From Steinbeck's Cannery Row,
Doc was almost supernaturally successful with a series of lady visitors. He didn’t half try.
Does it mean that Doc did not do anything to win hearts of these ladies?
I have to disagree with FumbleFingers. In the Cannery Row example it means Doc didn't seem to put any effort into it at all, but walked away with remarkable success. Think of it as
He didn't [even so much as] half try.
I see FF has edited his post to add something about this before the deadline, so I'll just emphasize that this is the meaning, and it's not a statement that Doc was trying hard.
To not half [do something] is a common idiom meaning to do it completely/wholeheartedly.
It's more often used in "positive" senses - so, for example, "I don't half like [whatever]" gets over 20,000 hits in Google Books, whereas "I don't half hate" gets only 4.
Having said that, particularly in older texts, the construction can have more or less the opposite meaning (effectively, "I don't half like = I don't very much like"). But in Steinbeck's usage, I think we can safely say Doc puts a lot of effort into ensuring success with the ladies.
EDIT: I don't really want to be forced into having an opinion on which of the two possible meanings applies in this specific context. I'd expect it to be obvious to anyone who'd been reading the entire text up to that point - but that doesn't include me, and ELU isn't a Lit. Crit site.
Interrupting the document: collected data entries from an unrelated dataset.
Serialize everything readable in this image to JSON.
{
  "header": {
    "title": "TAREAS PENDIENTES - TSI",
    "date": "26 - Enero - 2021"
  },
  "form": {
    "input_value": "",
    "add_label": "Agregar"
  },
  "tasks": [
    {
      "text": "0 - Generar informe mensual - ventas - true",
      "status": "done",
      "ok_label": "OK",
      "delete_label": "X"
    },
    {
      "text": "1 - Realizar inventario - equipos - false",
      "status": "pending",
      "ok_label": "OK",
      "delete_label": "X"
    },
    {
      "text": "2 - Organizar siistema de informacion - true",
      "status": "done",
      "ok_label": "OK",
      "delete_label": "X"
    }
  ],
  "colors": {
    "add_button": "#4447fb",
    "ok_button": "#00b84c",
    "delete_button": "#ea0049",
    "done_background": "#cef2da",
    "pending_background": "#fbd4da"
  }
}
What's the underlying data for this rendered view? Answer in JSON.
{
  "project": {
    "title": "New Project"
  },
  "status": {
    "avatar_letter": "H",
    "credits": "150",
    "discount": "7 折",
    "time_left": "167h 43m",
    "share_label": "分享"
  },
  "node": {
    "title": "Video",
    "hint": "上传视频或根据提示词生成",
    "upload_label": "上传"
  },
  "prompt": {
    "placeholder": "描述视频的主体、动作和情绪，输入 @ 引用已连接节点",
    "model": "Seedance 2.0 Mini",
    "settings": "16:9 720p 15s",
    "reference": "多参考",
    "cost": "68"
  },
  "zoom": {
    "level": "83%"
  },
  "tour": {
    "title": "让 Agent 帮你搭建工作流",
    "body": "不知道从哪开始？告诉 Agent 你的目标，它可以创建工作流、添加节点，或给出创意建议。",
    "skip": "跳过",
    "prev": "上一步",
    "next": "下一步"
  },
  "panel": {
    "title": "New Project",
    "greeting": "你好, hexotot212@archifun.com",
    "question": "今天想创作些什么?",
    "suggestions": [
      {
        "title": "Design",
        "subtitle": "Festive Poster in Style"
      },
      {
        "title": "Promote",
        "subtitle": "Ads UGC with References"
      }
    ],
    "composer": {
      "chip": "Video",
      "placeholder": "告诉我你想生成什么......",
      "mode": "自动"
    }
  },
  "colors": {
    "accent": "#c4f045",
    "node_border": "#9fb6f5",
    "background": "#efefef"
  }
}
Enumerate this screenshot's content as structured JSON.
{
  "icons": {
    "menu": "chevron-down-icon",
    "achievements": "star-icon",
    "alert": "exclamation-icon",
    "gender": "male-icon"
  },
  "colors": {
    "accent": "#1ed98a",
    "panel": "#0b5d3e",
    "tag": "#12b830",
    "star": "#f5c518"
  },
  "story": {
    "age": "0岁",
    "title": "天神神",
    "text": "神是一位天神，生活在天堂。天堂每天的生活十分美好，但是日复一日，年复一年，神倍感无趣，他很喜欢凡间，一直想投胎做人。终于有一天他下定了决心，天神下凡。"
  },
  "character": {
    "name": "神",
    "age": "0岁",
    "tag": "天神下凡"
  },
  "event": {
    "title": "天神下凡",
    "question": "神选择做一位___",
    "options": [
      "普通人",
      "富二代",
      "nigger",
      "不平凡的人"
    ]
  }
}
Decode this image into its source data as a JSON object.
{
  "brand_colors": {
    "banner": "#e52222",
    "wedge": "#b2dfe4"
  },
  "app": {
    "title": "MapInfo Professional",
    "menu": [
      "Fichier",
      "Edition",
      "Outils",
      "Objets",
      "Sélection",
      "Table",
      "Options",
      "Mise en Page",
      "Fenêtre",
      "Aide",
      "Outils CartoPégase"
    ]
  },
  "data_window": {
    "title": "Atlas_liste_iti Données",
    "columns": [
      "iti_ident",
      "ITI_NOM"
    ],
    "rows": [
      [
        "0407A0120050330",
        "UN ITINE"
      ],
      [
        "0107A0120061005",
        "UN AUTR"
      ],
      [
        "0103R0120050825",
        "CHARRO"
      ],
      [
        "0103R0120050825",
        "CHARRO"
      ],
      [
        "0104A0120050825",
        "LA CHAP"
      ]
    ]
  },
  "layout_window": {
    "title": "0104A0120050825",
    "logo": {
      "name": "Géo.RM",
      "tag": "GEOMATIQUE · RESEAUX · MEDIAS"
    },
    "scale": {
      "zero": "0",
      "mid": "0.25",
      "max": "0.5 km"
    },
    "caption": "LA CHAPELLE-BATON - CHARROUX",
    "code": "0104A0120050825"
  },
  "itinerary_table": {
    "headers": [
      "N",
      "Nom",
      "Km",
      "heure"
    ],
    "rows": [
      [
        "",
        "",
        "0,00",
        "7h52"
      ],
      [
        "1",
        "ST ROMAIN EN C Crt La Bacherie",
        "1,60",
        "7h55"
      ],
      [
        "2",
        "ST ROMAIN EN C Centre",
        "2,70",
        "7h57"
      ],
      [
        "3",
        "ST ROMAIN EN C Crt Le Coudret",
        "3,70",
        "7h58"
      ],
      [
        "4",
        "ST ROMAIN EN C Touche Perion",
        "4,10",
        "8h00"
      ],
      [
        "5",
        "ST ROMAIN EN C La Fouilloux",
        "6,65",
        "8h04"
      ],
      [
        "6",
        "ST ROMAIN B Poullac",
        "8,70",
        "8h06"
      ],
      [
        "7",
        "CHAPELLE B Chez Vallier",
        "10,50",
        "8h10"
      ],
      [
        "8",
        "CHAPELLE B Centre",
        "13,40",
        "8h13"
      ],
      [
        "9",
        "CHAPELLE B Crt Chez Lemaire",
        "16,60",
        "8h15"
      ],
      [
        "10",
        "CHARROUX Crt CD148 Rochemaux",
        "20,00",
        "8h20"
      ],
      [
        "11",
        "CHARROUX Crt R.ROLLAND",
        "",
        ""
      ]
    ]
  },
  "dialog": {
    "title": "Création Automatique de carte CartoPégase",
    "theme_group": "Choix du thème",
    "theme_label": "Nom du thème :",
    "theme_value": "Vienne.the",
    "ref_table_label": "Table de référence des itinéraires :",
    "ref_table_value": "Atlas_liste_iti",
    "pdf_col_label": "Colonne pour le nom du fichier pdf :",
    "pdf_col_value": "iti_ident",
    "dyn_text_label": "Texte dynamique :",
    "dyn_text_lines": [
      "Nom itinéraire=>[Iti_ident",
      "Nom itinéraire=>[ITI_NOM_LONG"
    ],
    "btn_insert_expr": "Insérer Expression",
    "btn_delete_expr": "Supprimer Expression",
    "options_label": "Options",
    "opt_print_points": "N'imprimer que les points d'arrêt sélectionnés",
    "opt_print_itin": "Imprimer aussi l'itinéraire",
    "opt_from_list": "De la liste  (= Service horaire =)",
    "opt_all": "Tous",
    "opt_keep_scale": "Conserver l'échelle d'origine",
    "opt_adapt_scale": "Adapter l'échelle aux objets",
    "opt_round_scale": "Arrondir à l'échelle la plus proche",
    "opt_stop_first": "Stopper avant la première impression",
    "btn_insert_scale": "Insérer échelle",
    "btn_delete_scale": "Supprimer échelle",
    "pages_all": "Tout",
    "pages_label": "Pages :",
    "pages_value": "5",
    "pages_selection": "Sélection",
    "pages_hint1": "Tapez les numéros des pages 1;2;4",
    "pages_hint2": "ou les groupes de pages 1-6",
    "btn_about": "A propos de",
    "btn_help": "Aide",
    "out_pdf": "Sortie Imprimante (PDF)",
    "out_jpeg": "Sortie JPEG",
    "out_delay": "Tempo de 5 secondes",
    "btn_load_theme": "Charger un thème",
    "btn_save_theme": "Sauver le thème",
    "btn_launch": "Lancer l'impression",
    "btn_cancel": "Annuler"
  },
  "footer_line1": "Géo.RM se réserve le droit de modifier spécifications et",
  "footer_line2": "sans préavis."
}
By way of showing that in general the idiomatic meaning I gave is currently the more common, consider these 15 instances of "I won't half give" - which in every single case clearly means I will definitely give.
The problem is with the negative. If I say I didn't walk, it leaves open the possibility that I ran, rode a bike, drove a bike, flew, crawled etc.
If you didn't half do something then you may have three-quarters done it, fully done it, not done it at all, and so on.
An important factor is the speaker. A cockney saying "I didn't 'alf like it!" would, without a shadow of a doubt mean, "I liked it a lot."
We have to go with the context. As a Brit I don't know what Steinbeck would have meant by it. It could mean either.